İstanbul’da doğduğu yerde yaşamak isteyenler için fatura çok yüksek. Genel olarak tüm büyük kentlerimizde kira fiyatları artış göstermekle birlikte, özellikle İstanbul’da merkez ilçelerde son dönemde akıl almaz kira fiyatları ile karşı karşıyayız.

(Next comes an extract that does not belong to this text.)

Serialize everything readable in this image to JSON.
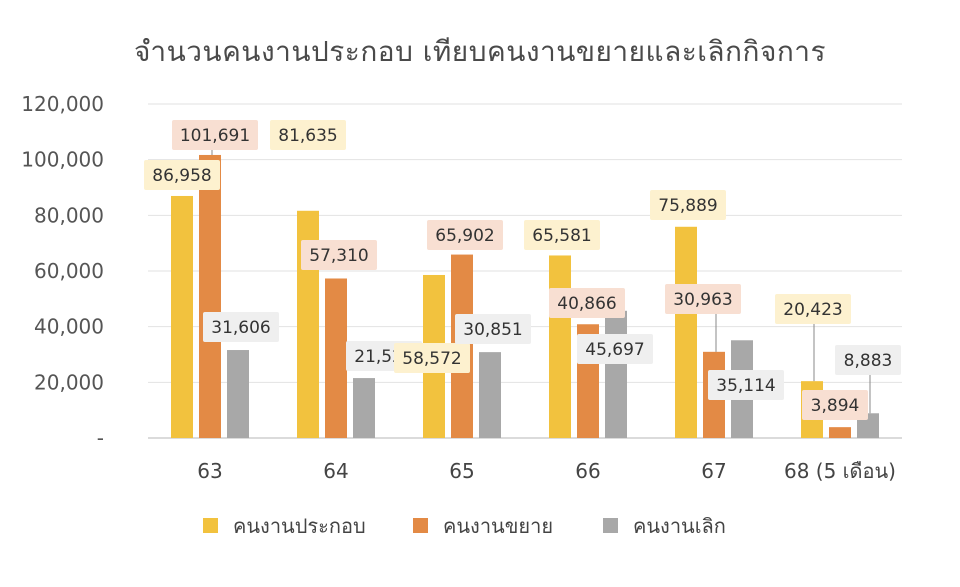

İstanbul komşu illeri ile bütünleşik bir hal alacak şekilde genişlerken, hem konut hem de ekonomik gelir üretim merkezlerini içten dışa doğru kaydırmış oldu. Bu geçiş sürecinde aldığı yoğun göç de kentin hem merkezini hem de çevreleyen yeni yaşam alanlarını doldurmaya başladı. Kentin dokusu ve ruhu baştan aşağıya değişim yaşarken, bu kadim dokuyu korumaya çalışanlar ise eleştirildi, tutuculuk ve gelişim karşıtlığı yaftaları ile etiketlendi. İstanbul’un bugün bulunduğu noktaya kaçınılmaz olarak nasıl geleceğini en iyi anlatan dokümanter filmlerden “Ekümenopolis”i hala izlememiş olanlara bu filmi izlemelerini şiddetle öneriyorum. Makalenin sonundaki linkten filmin tamamına erişebilirsiniz.

DÜN : İÇ KENTİN YOKSULLAŞMASI

Türkiye’nin milli gelirinin görece artış gösterdiği on yıllık süre boyunca İstanbul’a yapılan yatırımların, şehri abad etmek gayesi ile yapıldığı düşünülmüştür. En azından kentlilerin önemli bir bölümü bunu bu şekilde yorumlamış olabilir.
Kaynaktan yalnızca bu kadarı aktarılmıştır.